On July 15 six  students from SW Oregon arrived at OHSU for camp HPREP along with 27 students that came from rural regions from all over the state.  Students had the opportunity to learn about medical research, engage with medical students, have hands-on experiences in the OHSU simulation lab, and through special project they learned about the public health issues that existed in their individual county and had the opportunity to engage in rich conversation to compare the issues with students from other areas.  We were also thrilled to welcome back previous AHEC high school program participants to serve as counselors. AHECSW was able to get Sean Bowden involved as our SW counselor. Sean is going into his sophomore year at Linfield College on a pre-med track and participating in a summer research program.  When reflecting on the program, Sean shared this:

"Camp HPREP was aimed at immersing students in various healthcare fields. This goal was brilliantly achieved as students were immersed in conversation with professionals and students from various professions. Personally, I found the panel with medical students to be very informative and entertaining because the energy from everyone in the room was intellectual, friendly, and welcoming. I think the participants of the camp really enjoyed the Simulation Lab as well, especially because we were able to observe a simulated child birth! An evening highlight from the camp was traveling the Powell's bookstore and exploring downtown Portland in our free time. Overall, the camp was an enjoyable experience that I hope more students have the opportunity to explore in the future."

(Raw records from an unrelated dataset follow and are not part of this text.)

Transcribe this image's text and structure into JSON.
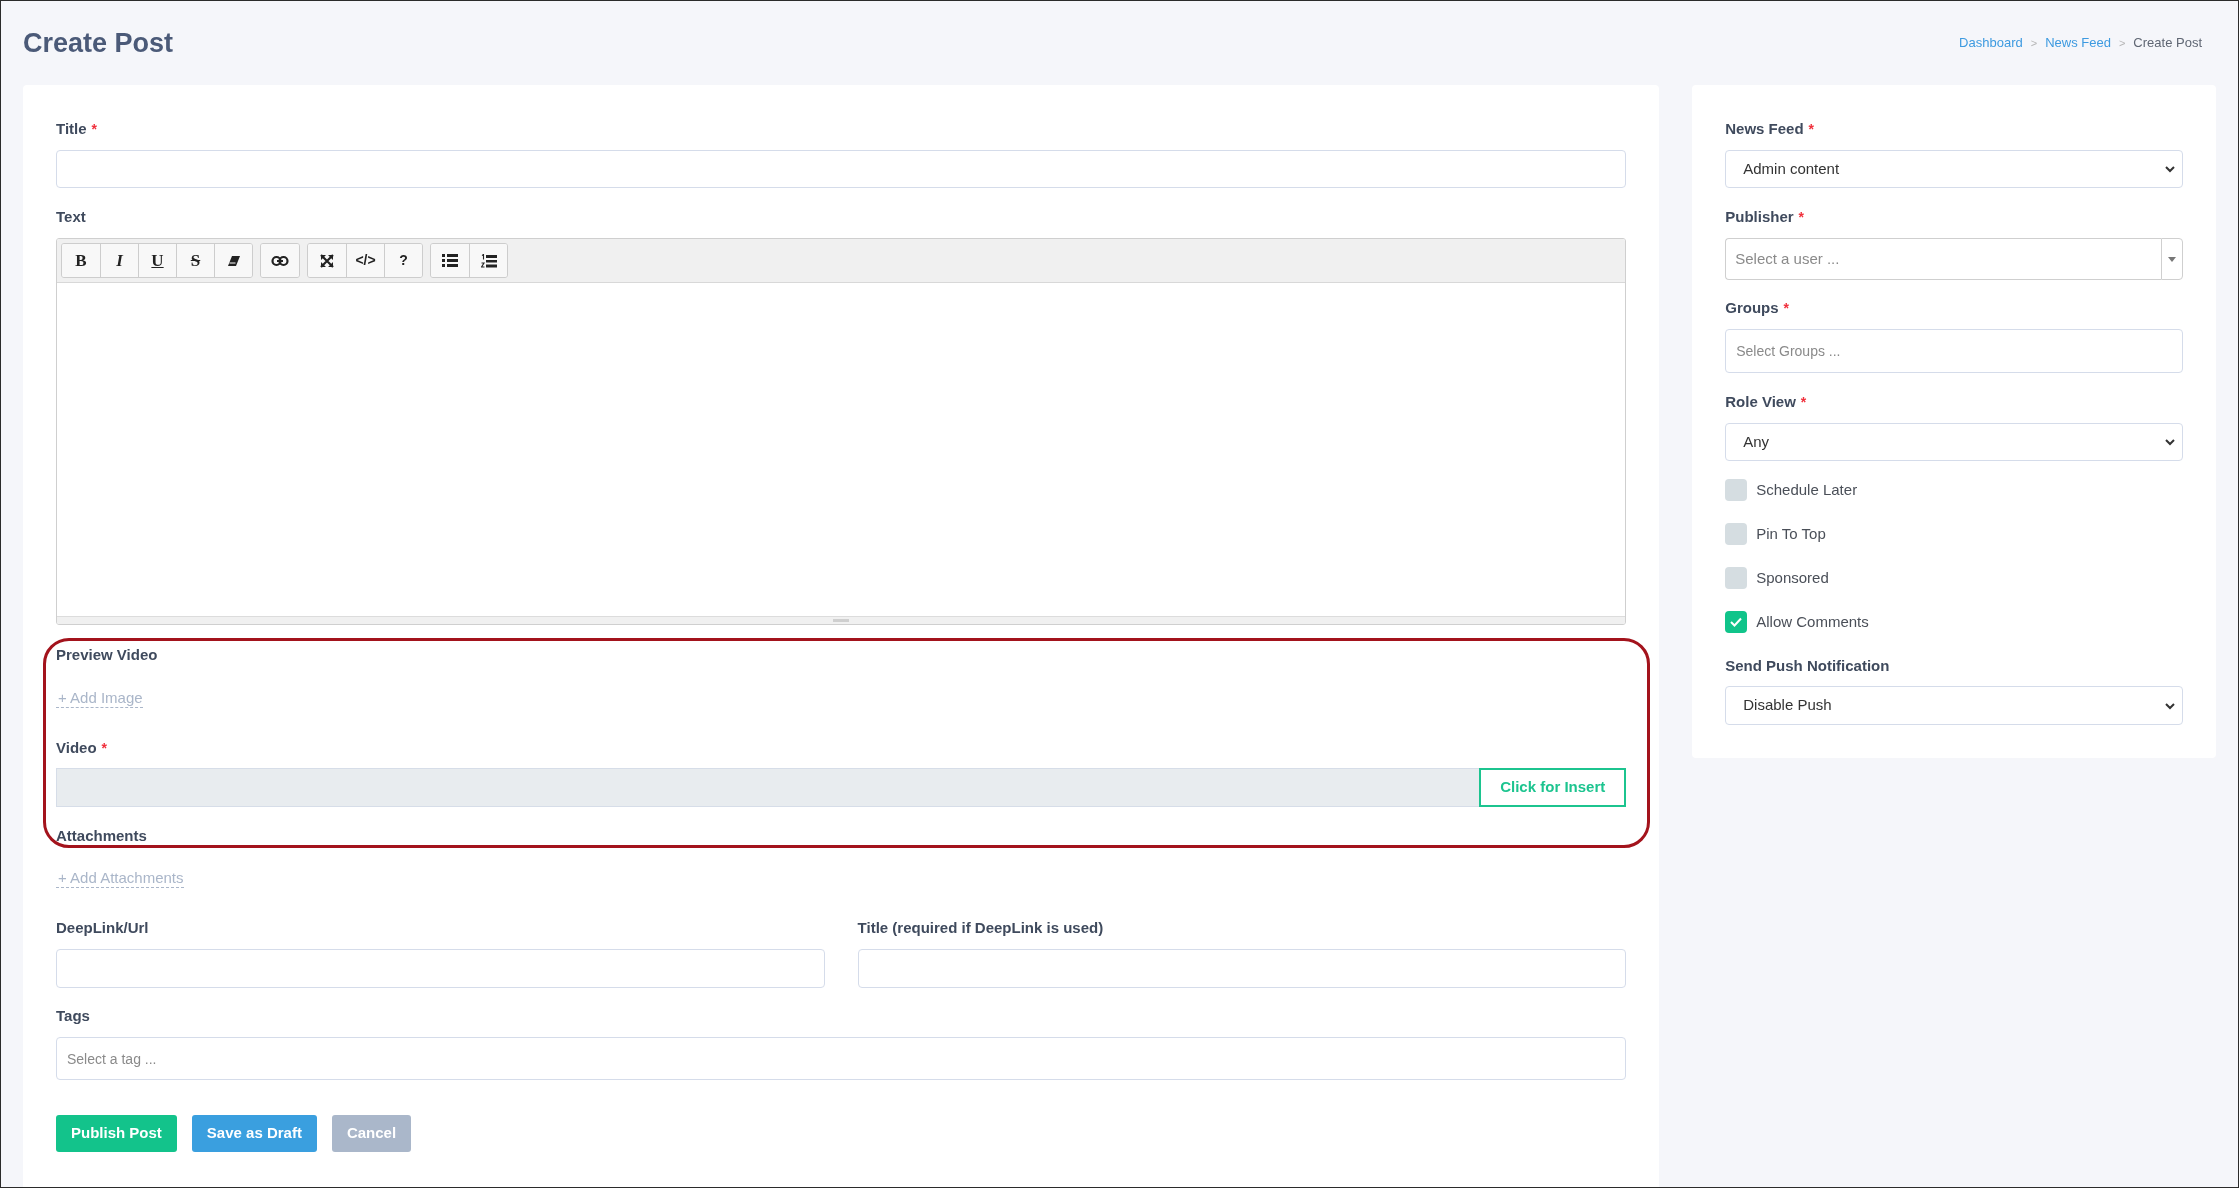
{
  "page_title": "Create Post",
  "breadcrumb": [
    {
      "label": "Dashboard",
      "current": false
    },
    {
      "label": "News Feed",
      "current": false
    },
    {
      "label": "Create Post",
      "current": true
    }
  ],
  "breadcrumb_separator": ">",
  "main_form": {
    "title_field": {
      "label": "Title",
      "required_mark": "*"
    },
    "text_editor": {
      "label": "Text",
      "toolbar": [
        [
          {
            "kind": "bold",
            "label": "B"
          },
          {
            "kind": "italic",
            "label": "I"
          },
          {
            "kind": "underline",
            "label": "U"
          },
          {
            "kind": "strike",
            "label": "S"
          },
          {
            "kind": "eraser"
          }
        ],
        [
          {
            "kind": "link"
          }
        ],
        [
          {
            "kind": "expand"
          },
          {
            "kind": "glyph",
            "label": "</>"
          },
          {
            "kind": "glyph",
            "label": "?"
          }
        ],
        [
          {
            "kind": "bullets"
          },
          {
            "kind": "numbers"
          }
        ]
      ]
    },
    "preview_video": {
      "label": "Preview Video",
      "add_link": "+ Add Image"
    },
    "video": {
      "label": "Video",
      "required_mark": "*",
      "insert_button": "Click for Insert"
    },
    "attachments": {
      "label": "Attachments",
      "add_link": "+ Add Attachments"
    },
    "deeplink": {
      "label": "DeepLink/Url"
    },
    "deeplink_title": {
      "label": "Title (required if DeepLink is used)"
    },
    "tags": {
      "label": "Tags",
      "placeholder": "Select a tag ..."
    },
    "buttons": [
      {
        "label": "Publish Post",
        "kind": "primary"
      },
      {
        "label": "Save as Draft",
        "kind": "secondary"
      },
      {
        "label": "Cancel",
        "kind": "muted"
      }
    ]
  },
  "side_form": {
    "news_feed": {
      "label": "News Feed",
      "required_mark": "*",
      "value": "Admin content"
    },
    "publisher": {
      "label": "Publisher",
      "required_mark": "*",
      "placeholder": "Select a user ..."
    },
    "groups": {
      "label": "Groups",
      "required_mark": "*",
      "placeholder": "Select Groups ..."
    },
    "role_view": {
      "label": "Role View",
      "required_mark": "*",
      "value": "Any"
    },
    "options": [
      {
        "label": "Schedule Later",
        "checked": false
      },
      {
        "label": "Pin To Top",
        "checked": false
      },
      {
        "label": "Sponsored",
        "checked": false
      },
      {
        "label": "Allow Comments",
        "checked": true
      }
    ],
    "push": {
      "label": "Send Push Notification",
      "value": "Disable Push"
    }
  }
}
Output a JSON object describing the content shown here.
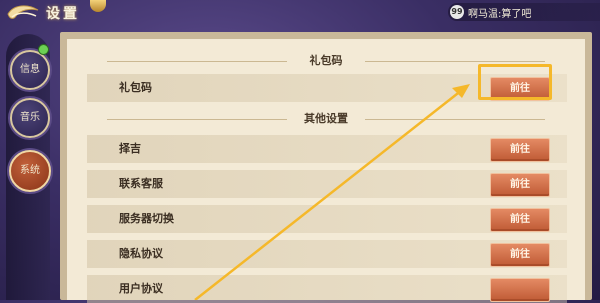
{
  "header": {
    "title": "设置",
    "chat_level": "99",
    "chat_message": "啊马温:算了吧"
  },
  "sidebar": {
    "tabs": [
      {
        "label": "信息"
      },
      {
        "label": "音乐"
      },
      {
        "label": "系统"
      }
    ]
  },
  "sections": {
    "gift": "礼包码",
    "other": "其他设置"
  },
  "rows": [
    {
      "label": "礼包码",
      "button": "前往"
    },
    {
      "label": "择吉",
      "button": "前往"
    },
    {
      "label": "联系客服",
      "button": "前往"
    },
    {
      "label": "服务器切换",
      "button": "前往"
    },
    {
      "label": "隐私协议",
      "button": "前往"
    },
    {
      "label": "用户协议",
      "button": ""
    }
  ],
  "colors": {
    "accent_button": "#d06e48",
    "highlight": "#f5b82a",
    "arrow": "#f5b82a"
  }
}
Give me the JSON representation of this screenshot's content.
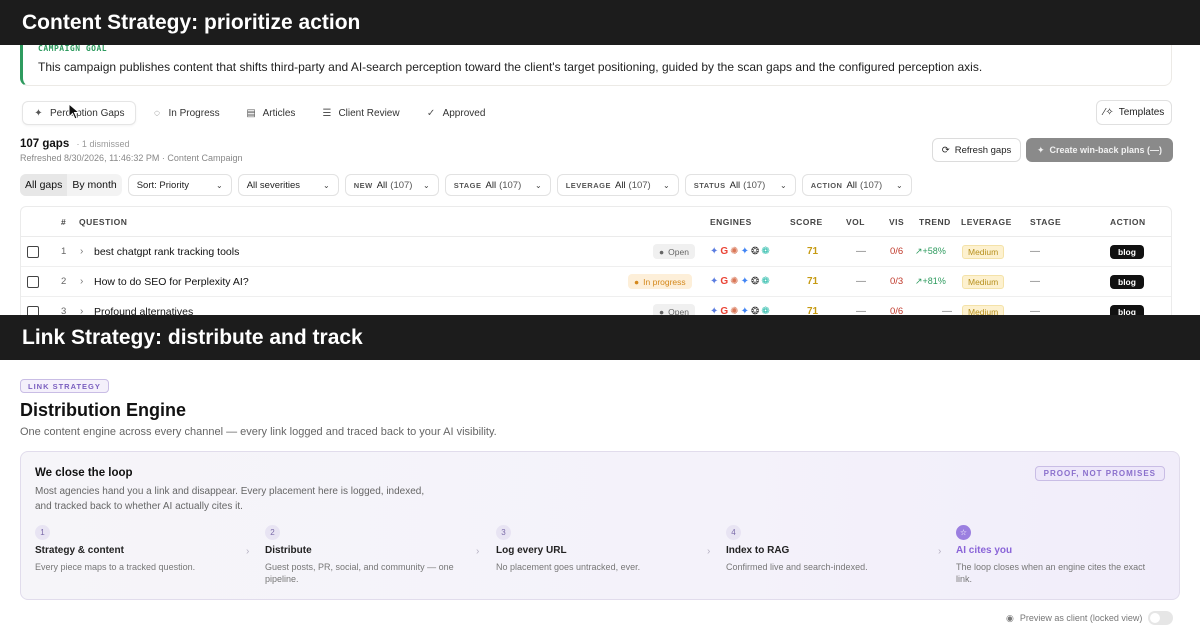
{
  "sections": {
    "top": "Content Strategy: prioritize action",
    "bottom": "Link Strategy: distribute and track"
  },
  "campaign_goal": {
    "label": "CAMPAIGN GOAL",
    "text": "This campaign publishes content that shifts third-party and AI-search perception toward the client's target positioning, guided by the scan gaps and the configured perception axis."
  },
  "tabs": [
    {
      "label": "Perception Gaps",
      "icon": "sparkle-icon"
    },
    {
      "label": "In Progress",
      "icon": "progress-icon"
    },
    {
      "label": "Articles",
      "icon": "document-icon"
    },
    {
      "label": "Client Review",
      "icon": "list-icon"
    },
    {
      "label": "Approved",
      "icon": "check-icon"
    }
  ],
  "templates_label": "Templates",
  "summary": {
    "gaps": "107 gaps",
    "dismissed": "· 1 dismissed",
    "refreshed": "Refreshed 8/30/2026, 11:46:32 PM · Content Campaign"
  },
  "buttons": {
    "refresh": "Refresh gaps",
    "winback": "Create win-back plans (—)"
  },
  "filters": {
    "view": [
      "All gaps",
      "By month"
    ],
    "sort": "Sort: Priority",
    "severity": "All severities",
    "dropdowns": [
      {
        "key": "NEW",
        "value": "All",
        "count": "(107)"
      },
      {
        "key": "STAGE",
        "value": "All",
        "count": "(107)"
      },
      {
        "key": "LEVERAGE",
        "value": "All",
        "count": "(107)"
      },
      {
        "key": "STATUS",
        "value": "All",
        "count": "(107)"
      },
      {
        "key": "ACTION",
        "value": "All",
        "count": "(107)"
      }
    ]
  },
  "table": {
    "headers": [
      "#",
      "QUESTION",
      "ENGINES",
      "SCORE",
      "VOL",
      "VIS",
      "TREND",
      "LEVERAGE",
      "STAGE",
      "ACTION"
    ],
    "rows": [
      {
        "num": "1",
        "question": "best chatgpt rank tracking tools",
        "status": "Open",
        "score": "71",
        "vol": "—",
        "vis": "0/6",
        "trend": "+58%",
        "leverage": "Medium",
        "stage": "—",
        "action": "blog"
      },
      {
        "num": "2",
        "question": "How to do SEO for Perplexity AI?",
        "status": "In progress",
        "score": "71",
        "vol": "—",
        "vis": "0/3",
        "trend": "+81%",
        "leverage": "Medium",
        "stage": "—",
        "action": "blog"
      },
      {
        "num": "3",
        "question": "Profound alternatives",
        "status": "Open",
        "score": "71",
        "vol": "—",
        "vis": "0/6",
        "trend": "—",
        "leverage": "Medium",
        "stage": "—",
        "action": "blog"
      }
    ]
  },
  "link_strategy": {
    "badge": "LINK STRATEGY",
    "title": "Distribution Engine",
    "subtitle": "One content engine across every channel — every link logged and traced back to your AI visibility.",
    "loop": {
      "title": "We close the loop",
      "desc_line1": "Most agencies hand you a link and disappear. Every placement here is logged, indexed,",
      "desc_line2": "and tracked back to whether AI actually cites it.",
      "badge": "PROOF, NOT PROMISES",
      "steps": [
        {
          "num": "1",
          "title": "Strategy & content",
          "desc": "Every piece maps to a tracked question."
        },
        {
          "num": "2",
          "title": "Distribute",
          "desc": "Guest posts, PR, social, and community — one pipeline."
        },
        {
          "num": "3",
          "title": "Log every URL",
          "desc": "No placement goes untracked, ever."
        },
        {
          "num": "4",
          "title": "Index to RAG",
          "desc": "Confirmed live and search-indexed."
        },
        {
          "num": "☆",
          "title": "AI cites you",
          "desc": "The loop closes when an engine cites the exact link."
        }
      ]
    },
    "preview": "Preview as client (locked view)"
  },
  "colors": {
    "goal_accent": "#2e9b5f",
    "score": "#c69a12",
    "vis": "#c0392b",
    "trend": "#2e9b5f",
    "leverage_bg": "#fdf1cf",
    "purple_accent": "#8a64d8"
  }
}
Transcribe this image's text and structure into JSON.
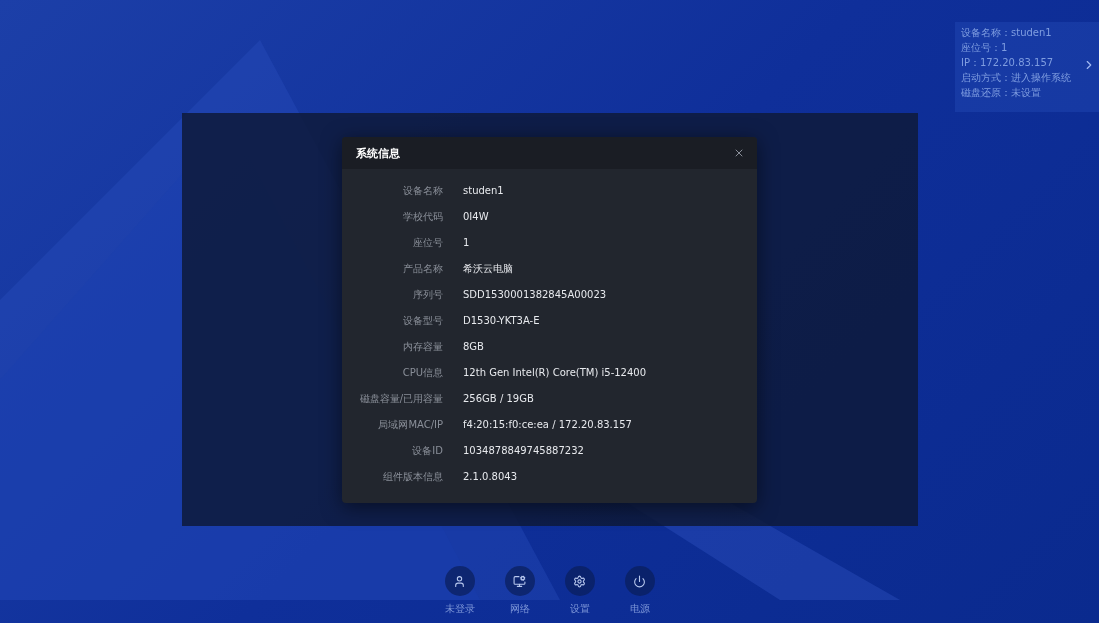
{
  "status_panel": {
    "lines": [
      "设备名称：studen1",
      "座位号：1",
      "IP：172.20.83.157",
      "启动方式：进入操作系统",
      "磁盘还原：未设置"
    ]
  },
  "dialog": {
    "title": "系统信息",
    "rows": [
      {
        "label": "设备名称",
        "value": "studen1"
      },
      {
        "label": "学校代码",
        "value": "0I4W"
      },
      {
        "label": "座位号",
        "value": "1"
      },
      {
        "label": "产品名称",
        "value": "希沃云电脑"
      },
      {
        "label": "序列号",
        "value": "SDD1530001382845A00023"
      },
      {
        "label": "设备型号",
        "value": "D1530-YKT3A-E"
      },
      {
        "label": "内存容量",
        "value": "8GB"
      },
      {
        "label": "CPU信息",
        "value": "12th Gen Intel(R) Core(TM) i5-12400"
      },
      {
        "label": "磁盘容量/已用容量",
        "value": "256GB / 19GB"
      },
      {
        "label": "局域网MAC/IP",
        "value": "f4:20:15:f0:ce:ea / 172.20.83.157"
      },
      {
        "label": "设备ID",
        "value": "1034878849745887232"
      },
      {
        "label": "组件版本信息",
        "value": "2.1.0.8043"
      }
    ]
  },
  "dock": [
    {
      "kind": "user",
      "label": "未登录"
    },
    {
      "kind": "network",
      "label": "网络"
    },
    {
      "kind": "settings",
      "label": "设置"
    },
    {
      "kind": "power",
      "label": "电源"
    }
  ]
}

 Our students were thrilled to be able to make these connections and have these opportunities. We would like to thank everyone involved in making this event possible for our rural youth in SW Oregon. We greatly appreciated the outstanding students that we had representing our region at the camp. 

Teen Volunteer and Bandon Student Rose Garrett Receives Scholarship for Nursing

 Thursday, June 25, 2015

“Rose is a rockstar,” is what Bandon School District Superintendent Diane Buche commented when asked about AHECSW student volunteer Rose Garrett. 

Rose has been volunteering daily with Southern Coos Hospital and Health Center this past year as she finished her senior year of high school and even took three extra college level courses.  She is already enrolled to take another 15 credits at Southwestern Community College this summer as well as work towards her Certified Nursing Assistant certification before the next school year starts.  Her goal is to be able to enter nursing school a year ahead of schedule in the Fall of 2016.

During her time at Southern Coos Hospital, Rose spent a lot of time in both the nursing department and in the lab.  Her time in the lab corresponded to a chemistry course she was taking, so she found her time there really beneficial, as she could learn while on the job.   She said the best thing she learned there was how to find a good vein which she believes will help her out greatly as a nurse.

While in the nursing department, Rose used her time wisely by taking everything in and then studying at home to learn more.  She was able to shadow both RN’s and CNA’s and she feels that she learned a lot about patient comfort and hospitality.  She felt that all of the nurses were very helpful and shared their own schooling experiences with her to help her choose the right path. 

Before volunteering at the hospital, she knew she was interested in becoming a nurse, but had never really spent any time with nurses or in hospitals so most of her exposure had been from television.  Due to her experience this year, she is now confident she is making the right choice to go into nursing and is grateful for the opportunity that AHECSW gave her.

Rose graduated from Bandon High School this past Saturday and was thrilled to receive over $8500 in scholarships toward nursing school.